Making a difference on a grand scale

A little over eight years ago, Emily Scott Pottruck lived through a nightmare: she witnessed the savage mauling of her tiny Yorkie Andy by a dog twenty times his size. The little terrier sustained such severe injuries – spinal cord damage just the beginning – that doctors warned Pottruck to brace herself for the fact Andy might not live.

Pottruck, Andy, and Boomer

The hours following the attack sent Pottruck into nearly inconsolable despair, and her family feared she might not survive the ordeal. But she mustered the strength to call on friends who knew profound relationships with their own pets and could empathize with her overwhelming grief. Even strangers offered comfort across the ether as Pottruck turned to the Internet to share her frustration, anguish, and disbelief.

As the days wore on, Pottruck struggled to accept that even if doctors were able to save Andy, the dog would be changed forever. In fact, it was her own life that was never the same.

Turning pain into hope

With specialists working frantically to keep Andy alive, support from people all over the world continued to pour in. Pottruck, deeply moved by the response of so many animal-loving humans, began to feel a simple thank you was not enough. So as is so often the case in the midst of great pain, a work of great beauty emerges, and the idea for Tails of Devotion was born.

In the early stages, Pottruck knew only two things. The first, she would publish a book illustrating the boundless devotion between animals and their humans. The second, fully 100 percent of the proceeds from the book would go to help animals in need. And so began Pottruck’s journey to find people and pets who could translate their unspoken devotion to each other to the printed page.

Inspired to give back

Her quest took her to the farthest corners of the Bay Area, from makeshift homeless camps to celebrity estates. The range of diversity was hardly accidental: Pottruck was determined to show that a love of animals crosses all economic, racial, and gender lines. The result is a collection proudly and unmistakably San Franciscan in its composition.

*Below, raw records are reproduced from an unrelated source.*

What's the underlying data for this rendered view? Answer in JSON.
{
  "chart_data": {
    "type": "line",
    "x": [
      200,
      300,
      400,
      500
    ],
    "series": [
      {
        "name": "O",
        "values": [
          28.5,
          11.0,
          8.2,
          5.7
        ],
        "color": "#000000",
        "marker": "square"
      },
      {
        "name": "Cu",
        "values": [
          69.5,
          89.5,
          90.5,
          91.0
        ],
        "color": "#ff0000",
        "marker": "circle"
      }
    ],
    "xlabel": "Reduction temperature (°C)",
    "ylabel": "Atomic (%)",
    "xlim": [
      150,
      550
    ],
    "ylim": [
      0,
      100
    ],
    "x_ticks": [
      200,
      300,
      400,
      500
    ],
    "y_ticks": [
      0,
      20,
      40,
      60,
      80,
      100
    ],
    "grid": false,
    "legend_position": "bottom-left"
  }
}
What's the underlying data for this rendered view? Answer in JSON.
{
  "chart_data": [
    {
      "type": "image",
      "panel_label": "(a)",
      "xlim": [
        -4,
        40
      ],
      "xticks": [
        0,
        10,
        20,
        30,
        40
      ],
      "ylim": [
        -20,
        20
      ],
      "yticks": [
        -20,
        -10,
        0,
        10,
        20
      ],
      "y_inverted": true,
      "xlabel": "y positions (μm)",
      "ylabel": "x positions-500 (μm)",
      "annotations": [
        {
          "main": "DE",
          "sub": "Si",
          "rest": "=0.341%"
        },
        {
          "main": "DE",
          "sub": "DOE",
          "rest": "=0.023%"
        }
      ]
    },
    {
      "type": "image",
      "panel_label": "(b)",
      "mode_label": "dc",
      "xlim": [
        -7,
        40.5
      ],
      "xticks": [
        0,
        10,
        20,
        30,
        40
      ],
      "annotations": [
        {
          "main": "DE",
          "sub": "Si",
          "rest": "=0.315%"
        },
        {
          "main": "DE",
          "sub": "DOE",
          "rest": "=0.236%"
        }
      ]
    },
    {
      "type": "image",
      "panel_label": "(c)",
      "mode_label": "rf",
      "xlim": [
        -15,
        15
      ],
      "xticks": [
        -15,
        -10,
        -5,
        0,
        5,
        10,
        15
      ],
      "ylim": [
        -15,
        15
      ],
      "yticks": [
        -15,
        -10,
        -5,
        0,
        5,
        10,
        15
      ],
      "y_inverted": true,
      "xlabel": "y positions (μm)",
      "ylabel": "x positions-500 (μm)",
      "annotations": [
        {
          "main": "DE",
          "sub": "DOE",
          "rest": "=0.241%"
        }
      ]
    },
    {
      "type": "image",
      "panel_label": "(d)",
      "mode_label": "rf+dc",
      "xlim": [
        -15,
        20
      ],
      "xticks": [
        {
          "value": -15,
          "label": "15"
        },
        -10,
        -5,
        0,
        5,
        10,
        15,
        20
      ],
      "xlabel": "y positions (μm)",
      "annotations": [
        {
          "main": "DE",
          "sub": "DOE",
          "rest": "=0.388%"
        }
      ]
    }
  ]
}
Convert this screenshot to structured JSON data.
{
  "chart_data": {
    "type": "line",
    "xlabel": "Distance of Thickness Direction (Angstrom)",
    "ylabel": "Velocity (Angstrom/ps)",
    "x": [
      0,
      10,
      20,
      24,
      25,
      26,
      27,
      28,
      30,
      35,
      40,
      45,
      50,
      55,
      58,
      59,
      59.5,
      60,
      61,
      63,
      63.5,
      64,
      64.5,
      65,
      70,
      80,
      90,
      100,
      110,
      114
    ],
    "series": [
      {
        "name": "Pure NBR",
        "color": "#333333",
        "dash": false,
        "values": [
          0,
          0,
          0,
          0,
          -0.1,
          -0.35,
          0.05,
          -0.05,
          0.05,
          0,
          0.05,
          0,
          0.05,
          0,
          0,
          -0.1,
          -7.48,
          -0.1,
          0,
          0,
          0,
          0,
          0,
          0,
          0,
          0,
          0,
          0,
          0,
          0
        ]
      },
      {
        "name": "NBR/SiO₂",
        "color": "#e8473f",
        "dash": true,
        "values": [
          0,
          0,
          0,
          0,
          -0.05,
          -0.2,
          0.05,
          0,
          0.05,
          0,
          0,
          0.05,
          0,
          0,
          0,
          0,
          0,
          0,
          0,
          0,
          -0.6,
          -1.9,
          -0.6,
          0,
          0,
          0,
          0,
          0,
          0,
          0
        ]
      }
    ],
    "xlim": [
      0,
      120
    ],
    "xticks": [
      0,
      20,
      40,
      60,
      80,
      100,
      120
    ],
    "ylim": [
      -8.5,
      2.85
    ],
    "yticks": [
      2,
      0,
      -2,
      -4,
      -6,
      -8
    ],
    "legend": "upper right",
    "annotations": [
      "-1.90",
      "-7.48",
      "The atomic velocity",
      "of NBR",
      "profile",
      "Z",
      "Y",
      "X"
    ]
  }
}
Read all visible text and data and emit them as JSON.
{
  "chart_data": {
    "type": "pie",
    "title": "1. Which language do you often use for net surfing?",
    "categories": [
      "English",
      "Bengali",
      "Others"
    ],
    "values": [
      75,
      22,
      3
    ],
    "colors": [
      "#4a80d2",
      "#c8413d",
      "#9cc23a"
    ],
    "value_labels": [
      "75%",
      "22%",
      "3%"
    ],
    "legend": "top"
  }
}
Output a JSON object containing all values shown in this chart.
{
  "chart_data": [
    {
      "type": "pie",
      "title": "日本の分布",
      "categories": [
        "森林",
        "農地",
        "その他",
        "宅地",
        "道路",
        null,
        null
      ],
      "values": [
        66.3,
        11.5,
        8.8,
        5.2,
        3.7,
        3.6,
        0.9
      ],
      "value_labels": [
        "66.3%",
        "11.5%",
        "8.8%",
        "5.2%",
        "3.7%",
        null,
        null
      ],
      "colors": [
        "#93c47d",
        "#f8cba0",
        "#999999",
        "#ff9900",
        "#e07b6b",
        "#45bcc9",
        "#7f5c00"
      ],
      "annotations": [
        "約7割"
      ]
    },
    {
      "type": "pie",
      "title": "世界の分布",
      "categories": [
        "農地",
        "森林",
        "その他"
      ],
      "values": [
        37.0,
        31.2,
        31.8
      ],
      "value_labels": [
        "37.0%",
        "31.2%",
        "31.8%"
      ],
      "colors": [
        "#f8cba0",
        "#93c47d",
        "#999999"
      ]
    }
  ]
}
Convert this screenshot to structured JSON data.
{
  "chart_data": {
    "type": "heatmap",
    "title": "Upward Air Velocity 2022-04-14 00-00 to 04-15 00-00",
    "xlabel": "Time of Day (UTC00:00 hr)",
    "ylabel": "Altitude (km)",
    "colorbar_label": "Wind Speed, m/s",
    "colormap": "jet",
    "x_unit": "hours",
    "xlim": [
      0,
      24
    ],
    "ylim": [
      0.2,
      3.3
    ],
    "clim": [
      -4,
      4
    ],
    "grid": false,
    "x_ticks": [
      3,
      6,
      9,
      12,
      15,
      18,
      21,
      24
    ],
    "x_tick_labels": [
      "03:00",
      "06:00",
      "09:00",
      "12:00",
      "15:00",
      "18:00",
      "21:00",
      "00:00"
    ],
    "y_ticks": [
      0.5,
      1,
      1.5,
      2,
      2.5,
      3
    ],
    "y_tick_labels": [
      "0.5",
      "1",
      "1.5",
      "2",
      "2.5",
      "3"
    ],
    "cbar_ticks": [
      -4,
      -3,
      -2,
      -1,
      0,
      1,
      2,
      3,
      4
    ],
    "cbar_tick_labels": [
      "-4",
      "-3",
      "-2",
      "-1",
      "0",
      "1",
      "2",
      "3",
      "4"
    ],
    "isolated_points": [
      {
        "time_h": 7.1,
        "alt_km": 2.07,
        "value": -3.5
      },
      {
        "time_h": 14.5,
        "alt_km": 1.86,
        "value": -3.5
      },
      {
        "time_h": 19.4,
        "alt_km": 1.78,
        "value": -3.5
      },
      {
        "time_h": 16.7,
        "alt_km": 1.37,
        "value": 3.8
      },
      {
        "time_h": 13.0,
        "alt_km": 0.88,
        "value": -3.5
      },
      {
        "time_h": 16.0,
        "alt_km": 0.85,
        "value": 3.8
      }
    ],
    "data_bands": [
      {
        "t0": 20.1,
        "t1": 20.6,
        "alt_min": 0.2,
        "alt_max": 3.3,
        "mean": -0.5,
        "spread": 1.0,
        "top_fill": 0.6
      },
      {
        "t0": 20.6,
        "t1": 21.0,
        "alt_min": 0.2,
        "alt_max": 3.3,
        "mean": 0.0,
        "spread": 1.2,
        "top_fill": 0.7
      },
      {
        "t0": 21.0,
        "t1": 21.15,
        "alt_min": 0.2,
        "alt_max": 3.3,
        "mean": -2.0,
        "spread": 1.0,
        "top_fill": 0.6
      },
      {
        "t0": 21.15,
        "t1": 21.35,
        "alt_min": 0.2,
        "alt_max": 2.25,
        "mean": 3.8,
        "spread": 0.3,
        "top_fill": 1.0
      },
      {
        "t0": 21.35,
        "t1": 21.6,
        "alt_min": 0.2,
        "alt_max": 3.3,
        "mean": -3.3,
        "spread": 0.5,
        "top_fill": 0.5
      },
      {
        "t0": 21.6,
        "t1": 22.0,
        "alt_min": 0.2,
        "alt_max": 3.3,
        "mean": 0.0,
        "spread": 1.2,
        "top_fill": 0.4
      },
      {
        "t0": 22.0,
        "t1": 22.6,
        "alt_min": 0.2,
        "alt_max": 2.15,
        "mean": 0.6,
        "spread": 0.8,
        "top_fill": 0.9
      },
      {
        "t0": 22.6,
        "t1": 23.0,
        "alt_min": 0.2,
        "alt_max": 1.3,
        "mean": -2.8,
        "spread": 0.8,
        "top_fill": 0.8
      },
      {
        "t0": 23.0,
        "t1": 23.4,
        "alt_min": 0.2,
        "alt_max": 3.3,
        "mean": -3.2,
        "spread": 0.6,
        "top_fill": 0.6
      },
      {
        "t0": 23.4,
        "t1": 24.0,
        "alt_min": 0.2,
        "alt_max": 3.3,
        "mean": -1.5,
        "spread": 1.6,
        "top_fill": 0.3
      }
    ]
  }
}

“It’s inevitable,” Pottruck explains. “No matter what the social situation is, I gravitate toward the other animal lovers in the room. So it was important to me to represent in this book that no matter how different our looks or our family makeup, we’re bound by our common interest.”

All told, the coffee table book Tails of Devotion took one year – all 365 days of it – to create. It features exquisite photos of 58 different families flanked by handwritten love notes from people to their pets – and vice versa. Sales of the book generated over $250,000, of which the entire amount was donated to over 60 animal welfare organizations in 21 states across the country. Out of a print run of 10,000, all but 35 copies of the book remain.

“Do something.”

Pottruck admits that her own devotion took root relatively late in life. She describes her feelings towards animals, prior to acquiring her Yorkies, as having been “benignly apathetic.” But raising Andy and Boomer profoundly changed that. Now, Pottruck is a vegetarian – “I don’t eat anything with a face,” she says – and a tireless promoter of animal welfare.

Though Andy’s accident is now nearly a decade old, Pottruck is as impassioned and motivated today as she was that fateful September afternoon. Her energy fills up an entire room, and not surprisingly, her message is one of action: “Do whatever you can,” she says, “even if it feels like you’re moving just one grain of sand.”

While Pottruck is proud of – and grateful for – the success of Tails of Devotion, she admits that publishing a book is a lofty and expensive endeavor. Her attitude, however, remains matter of fact: “I realize that most people don’t have access to the resources I do,” she says. “It doesn’t matter. Do something.”

Unquestionably, Andy’s experience changed Pottruck’s life, but for the record, Andy’s life changed too. He’s alive and thriving, to Pottruck’s delight, albeit not completely healed. He doesn’t have the muscle range he did before the accident and a slight limp impairs his gait. But not surprisingly, neither he nor Pottruck seem to mind.